Just then, the pull gave way all at once and the birds combined in a clumped mass. Death’s muscles tightened around me like a vise and the stallion regained its footing.
“It’s been far too long,” proclaimed a gravelly voice, “Death.”
I peered around Death’s arm to see what had formed from the birds. Or, more specifically, who had formed.
It wore no clothing, only feathers layered over the most intimate part of its body. It had long talons as hands, endless obsidian onyx eyes, and a misshapen face contorted in such a way that the bottom half resembled a beak. Upon its head lay thick black feathers in the shape of hair.
The creature forcefully beat its wings and they began to gain a fleshy color, transforming into well-shaped male arms. His beak-like mouth modified to a narrow Roman nose and a man’s lips. He was clean-shaven, slightly hallowed in the cheeks, with skin so gray it bordered silver. He cracked his head from side to side and lowered his arms in a graceful movement. The feathers upon his head cascaded down into Viking braids and long, silky rivulets that matched the color of the ravens.
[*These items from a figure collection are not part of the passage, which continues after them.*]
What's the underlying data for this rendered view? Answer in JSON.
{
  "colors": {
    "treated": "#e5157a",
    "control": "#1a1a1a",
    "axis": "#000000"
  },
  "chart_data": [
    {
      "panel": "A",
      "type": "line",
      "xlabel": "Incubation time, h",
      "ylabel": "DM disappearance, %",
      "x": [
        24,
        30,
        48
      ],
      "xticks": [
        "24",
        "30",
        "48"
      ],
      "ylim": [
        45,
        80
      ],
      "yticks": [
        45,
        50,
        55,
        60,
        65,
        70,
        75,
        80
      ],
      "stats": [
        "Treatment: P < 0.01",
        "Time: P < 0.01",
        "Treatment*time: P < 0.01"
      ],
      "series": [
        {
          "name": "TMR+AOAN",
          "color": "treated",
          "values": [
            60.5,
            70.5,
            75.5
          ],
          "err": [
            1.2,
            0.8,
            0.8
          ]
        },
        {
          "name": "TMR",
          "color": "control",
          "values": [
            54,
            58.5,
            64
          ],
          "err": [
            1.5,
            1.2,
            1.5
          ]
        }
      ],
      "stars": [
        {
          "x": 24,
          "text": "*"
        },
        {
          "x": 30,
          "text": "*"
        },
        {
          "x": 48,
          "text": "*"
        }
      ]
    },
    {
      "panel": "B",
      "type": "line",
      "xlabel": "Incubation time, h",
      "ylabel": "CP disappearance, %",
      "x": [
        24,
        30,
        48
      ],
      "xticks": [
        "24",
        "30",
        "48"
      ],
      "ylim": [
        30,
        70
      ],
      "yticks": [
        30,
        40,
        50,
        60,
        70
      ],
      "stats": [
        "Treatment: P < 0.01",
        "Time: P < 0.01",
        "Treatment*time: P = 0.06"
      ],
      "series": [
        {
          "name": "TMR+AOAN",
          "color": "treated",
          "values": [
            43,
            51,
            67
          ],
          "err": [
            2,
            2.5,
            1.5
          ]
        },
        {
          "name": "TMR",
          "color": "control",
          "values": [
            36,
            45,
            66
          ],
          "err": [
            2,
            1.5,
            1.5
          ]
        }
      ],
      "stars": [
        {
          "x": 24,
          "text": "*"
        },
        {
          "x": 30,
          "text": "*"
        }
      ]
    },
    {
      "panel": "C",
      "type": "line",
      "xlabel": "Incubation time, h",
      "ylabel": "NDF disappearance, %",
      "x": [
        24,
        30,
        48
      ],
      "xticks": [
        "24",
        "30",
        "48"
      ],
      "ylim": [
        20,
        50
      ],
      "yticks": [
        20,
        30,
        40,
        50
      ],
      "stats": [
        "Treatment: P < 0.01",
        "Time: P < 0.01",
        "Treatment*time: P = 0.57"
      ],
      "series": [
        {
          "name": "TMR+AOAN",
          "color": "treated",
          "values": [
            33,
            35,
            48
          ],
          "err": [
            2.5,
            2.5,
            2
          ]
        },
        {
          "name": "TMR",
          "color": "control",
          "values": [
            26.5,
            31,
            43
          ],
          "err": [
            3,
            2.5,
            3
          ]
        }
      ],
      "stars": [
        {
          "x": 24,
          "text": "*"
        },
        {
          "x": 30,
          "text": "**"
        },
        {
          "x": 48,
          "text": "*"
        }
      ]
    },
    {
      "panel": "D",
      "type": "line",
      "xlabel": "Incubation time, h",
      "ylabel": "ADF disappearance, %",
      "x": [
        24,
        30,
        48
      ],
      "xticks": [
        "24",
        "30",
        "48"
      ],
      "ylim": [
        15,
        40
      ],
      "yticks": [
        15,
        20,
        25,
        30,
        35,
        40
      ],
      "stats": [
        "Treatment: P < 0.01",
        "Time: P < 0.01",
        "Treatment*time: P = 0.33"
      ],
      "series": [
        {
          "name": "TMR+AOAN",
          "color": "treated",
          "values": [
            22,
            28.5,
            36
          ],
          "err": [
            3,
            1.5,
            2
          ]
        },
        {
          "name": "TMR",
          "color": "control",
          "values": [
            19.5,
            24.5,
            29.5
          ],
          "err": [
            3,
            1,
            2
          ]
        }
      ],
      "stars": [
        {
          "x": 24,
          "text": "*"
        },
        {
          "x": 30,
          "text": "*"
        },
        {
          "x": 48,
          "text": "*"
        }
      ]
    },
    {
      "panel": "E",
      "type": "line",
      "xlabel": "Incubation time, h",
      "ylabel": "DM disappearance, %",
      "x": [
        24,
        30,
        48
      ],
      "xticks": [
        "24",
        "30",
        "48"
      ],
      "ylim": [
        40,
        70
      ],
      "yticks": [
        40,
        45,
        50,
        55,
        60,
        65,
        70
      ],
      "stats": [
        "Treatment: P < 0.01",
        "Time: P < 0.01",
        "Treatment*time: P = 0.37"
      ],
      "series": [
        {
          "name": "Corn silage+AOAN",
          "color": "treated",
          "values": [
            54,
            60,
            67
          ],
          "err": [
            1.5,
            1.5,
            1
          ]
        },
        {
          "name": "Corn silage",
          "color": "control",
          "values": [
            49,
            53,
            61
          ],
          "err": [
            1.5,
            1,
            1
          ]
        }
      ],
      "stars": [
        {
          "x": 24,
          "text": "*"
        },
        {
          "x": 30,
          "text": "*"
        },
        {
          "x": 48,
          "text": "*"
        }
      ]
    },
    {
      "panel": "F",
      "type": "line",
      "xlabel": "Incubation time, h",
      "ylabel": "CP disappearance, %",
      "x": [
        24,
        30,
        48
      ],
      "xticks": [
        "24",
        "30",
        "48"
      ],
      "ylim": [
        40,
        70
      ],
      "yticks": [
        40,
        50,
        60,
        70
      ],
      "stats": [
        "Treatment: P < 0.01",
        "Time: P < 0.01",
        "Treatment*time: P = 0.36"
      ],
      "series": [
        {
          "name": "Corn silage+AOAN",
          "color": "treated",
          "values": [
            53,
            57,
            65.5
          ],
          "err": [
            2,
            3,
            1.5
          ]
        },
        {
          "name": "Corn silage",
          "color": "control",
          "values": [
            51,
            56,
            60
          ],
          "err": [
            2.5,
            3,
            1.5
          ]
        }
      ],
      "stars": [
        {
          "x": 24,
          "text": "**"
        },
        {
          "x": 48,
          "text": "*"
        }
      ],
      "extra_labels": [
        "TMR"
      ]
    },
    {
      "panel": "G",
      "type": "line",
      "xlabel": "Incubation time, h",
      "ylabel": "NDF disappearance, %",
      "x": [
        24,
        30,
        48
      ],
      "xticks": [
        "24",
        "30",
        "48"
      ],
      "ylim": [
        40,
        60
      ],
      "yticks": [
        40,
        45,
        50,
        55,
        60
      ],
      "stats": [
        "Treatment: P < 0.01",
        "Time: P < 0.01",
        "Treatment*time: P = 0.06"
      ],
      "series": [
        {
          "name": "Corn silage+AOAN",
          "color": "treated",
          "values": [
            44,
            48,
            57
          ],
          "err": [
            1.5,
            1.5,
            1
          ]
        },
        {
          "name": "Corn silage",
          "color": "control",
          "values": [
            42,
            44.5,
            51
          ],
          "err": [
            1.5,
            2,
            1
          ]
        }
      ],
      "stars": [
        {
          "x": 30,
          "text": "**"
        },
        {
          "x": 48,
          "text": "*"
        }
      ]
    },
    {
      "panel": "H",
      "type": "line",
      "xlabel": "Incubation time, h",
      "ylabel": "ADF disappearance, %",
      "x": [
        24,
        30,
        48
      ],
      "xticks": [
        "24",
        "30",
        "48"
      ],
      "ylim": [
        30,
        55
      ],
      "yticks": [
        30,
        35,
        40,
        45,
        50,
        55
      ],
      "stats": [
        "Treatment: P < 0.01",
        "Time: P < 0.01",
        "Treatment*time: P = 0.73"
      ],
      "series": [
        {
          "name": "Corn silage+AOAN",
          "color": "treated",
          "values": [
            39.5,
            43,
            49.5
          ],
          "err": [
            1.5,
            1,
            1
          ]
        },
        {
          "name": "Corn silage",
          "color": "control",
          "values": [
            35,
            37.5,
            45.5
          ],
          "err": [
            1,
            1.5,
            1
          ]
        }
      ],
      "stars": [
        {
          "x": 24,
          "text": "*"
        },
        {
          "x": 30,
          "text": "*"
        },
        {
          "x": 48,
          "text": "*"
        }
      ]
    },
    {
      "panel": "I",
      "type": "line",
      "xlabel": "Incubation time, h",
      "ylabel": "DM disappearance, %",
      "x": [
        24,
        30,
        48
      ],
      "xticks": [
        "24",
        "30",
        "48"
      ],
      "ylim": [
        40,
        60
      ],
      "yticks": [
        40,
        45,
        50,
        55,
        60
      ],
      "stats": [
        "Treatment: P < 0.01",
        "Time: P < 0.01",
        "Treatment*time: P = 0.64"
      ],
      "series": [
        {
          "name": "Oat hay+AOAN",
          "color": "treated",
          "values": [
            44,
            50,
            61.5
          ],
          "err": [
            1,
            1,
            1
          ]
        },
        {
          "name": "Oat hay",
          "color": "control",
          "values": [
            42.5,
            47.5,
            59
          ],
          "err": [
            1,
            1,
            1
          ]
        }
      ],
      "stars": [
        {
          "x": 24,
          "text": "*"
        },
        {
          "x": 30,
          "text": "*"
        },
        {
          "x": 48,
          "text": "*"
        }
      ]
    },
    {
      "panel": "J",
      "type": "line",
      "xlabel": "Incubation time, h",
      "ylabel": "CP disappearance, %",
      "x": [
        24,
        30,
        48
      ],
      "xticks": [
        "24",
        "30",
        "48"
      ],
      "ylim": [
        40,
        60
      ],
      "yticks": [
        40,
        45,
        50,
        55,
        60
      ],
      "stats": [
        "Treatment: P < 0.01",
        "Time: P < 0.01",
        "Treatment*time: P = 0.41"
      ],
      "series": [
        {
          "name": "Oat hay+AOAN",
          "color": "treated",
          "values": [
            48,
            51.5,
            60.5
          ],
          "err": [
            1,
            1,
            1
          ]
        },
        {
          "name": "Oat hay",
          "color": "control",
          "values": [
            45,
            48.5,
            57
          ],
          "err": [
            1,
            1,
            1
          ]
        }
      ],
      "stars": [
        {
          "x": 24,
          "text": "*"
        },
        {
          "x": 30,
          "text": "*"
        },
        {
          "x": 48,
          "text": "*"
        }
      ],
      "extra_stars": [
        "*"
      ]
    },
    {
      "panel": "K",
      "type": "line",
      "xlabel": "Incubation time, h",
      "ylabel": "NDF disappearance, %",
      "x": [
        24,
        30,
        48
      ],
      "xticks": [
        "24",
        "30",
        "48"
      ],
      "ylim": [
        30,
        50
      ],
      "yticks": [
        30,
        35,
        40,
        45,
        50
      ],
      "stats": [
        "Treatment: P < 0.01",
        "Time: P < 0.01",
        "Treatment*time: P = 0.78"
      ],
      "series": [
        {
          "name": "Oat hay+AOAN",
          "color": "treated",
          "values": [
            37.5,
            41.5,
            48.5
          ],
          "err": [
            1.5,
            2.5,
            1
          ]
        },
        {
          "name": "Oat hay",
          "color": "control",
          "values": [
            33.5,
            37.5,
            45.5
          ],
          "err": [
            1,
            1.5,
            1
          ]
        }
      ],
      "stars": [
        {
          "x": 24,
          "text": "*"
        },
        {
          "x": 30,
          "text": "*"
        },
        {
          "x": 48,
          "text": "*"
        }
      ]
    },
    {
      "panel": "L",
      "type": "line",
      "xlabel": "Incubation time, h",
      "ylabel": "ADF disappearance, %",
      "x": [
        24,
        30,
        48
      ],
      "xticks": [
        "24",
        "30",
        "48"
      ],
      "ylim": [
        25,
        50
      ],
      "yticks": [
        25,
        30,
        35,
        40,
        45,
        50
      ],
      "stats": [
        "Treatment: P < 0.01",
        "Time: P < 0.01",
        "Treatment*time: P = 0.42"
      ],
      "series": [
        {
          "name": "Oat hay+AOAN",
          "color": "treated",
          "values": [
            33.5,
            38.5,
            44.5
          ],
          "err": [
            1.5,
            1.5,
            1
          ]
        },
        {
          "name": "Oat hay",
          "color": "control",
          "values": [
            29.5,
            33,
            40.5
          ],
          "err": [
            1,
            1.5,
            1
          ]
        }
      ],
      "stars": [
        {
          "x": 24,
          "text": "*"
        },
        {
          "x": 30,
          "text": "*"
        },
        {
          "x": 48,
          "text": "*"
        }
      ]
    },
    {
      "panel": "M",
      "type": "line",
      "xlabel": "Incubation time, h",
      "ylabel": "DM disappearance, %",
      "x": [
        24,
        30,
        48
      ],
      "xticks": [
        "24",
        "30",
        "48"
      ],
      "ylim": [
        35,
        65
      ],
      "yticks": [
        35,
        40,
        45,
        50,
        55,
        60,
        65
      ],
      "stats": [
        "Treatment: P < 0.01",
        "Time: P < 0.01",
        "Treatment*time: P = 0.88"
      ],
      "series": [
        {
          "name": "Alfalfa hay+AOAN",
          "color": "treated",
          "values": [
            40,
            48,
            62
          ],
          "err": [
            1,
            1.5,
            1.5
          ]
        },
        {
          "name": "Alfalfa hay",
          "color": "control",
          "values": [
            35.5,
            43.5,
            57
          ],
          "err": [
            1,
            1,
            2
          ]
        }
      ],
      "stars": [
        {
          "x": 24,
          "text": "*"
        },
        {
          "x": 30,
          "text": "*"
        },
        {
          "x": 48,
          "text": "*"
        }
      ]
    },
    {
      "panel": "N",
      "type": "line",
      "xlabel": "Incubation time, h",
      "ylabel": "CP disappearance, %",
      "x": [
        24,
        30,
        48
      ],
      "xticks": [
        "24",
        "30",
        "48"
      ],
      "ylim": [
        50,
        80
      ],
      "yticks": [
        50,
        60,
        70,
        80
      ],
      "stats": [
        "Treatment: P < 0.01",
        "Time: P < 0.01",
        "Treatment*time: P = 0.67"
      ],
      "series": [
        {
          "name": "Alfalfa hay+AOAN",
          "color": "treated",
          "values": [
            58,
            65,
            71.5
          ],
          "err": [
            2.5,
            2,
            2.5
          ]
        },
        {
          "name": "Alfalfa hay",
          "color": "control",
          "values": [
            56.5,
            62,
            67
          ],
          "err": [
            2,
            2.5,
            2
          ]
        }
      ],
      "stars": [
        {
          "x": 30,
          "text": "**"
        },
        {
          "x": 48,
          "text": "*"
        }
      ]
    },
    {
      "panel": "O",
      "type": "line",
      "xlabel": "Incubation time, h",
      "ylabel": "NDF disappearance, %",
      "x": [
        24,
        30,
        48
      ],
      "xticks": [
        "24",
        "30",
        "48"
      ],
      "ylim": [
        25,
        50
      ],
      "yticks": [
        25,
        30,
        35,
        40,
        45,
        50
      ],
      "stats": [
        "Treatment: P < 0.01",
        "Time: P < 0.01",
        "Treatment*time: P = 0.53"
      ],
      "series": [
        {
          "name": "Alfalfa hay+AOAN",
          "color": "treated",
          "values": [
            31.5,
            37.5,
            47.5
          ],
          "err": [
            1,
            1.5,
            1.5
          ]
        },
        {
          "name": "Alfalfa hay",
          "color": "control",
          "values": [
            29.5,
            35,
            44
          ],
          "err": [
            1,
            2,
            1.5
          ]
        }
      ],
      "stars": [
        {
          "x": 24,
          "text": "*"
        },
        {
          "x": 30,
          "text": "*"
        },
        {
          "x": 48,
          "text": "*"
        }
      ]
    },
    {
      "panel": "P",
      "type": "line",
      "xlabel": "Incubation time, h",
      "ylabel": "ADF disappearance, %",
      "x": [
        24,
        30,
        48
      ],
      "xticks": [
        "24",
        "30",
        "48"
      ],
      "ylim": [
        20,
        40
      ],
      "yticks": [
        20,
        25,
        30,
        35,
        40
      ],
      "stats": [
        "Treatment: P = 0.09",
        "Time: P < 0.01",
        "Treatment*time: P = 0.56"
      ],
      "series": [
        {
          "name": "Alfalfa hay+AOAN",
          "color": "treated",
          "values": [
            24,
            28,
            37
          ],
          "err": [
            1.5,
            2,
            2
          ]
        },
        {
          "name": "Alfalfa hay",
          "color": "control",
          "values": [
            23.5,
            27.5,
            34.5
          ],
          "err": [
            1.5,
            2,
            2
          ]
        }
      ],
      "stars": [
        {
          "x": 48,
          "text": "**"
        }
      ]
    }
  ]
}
He took two gliding steps forward and silk pants curtained down his long, powerful legs. As I stared at him, those blistering coal eyes burned back.
“What’s the matter?” He shifted those unblinking, soulless eyes to Death. “You look like you’ve seen a ghost.”
“More like swine,” Death grated out.
The demon released a hiss, treading toward us. Death returned the hiss like a wild animal. The horse beneath us went up on his hind legs and shot at the demon with blistering tendrils of fire. The flames made the demon withdraw to his original spot.
“Aren’t you going to introduce me to your little friend?” The demon turned his head to me and bared his fanged teeth in a grin that must have been charming once upon a time.
“She has nothing to do with our vendetta, Malphas,” Death snarled. This version of his voice brought chills down my spine.
“Oh, but she does.” The demon’s mouth twisted into a malicious grin and Death gripped me so hard I thought he was going to crack a rib. “You’ve never brought a mortal back to life. Did you think nobody would notice?”
“Stay away from the girl.” Death’s scythe blazed down the staff, glowing with symbols and patterns. Lightning zigzagged across the sky, trailed by an earsplitting clap of thunder.
“It’s too late now,” Malphas said. “What are you waiting for? Go on, boy! Run off and play nurse to your pet. Once that venom gets to her heart, you know the effects will be impossible to reverse.”
The raven demon vanished. Bullets of rain poured down for one final assault and aggravated the lacerations along my forearm. I wilted into unconsciousness, succumbing to the storm.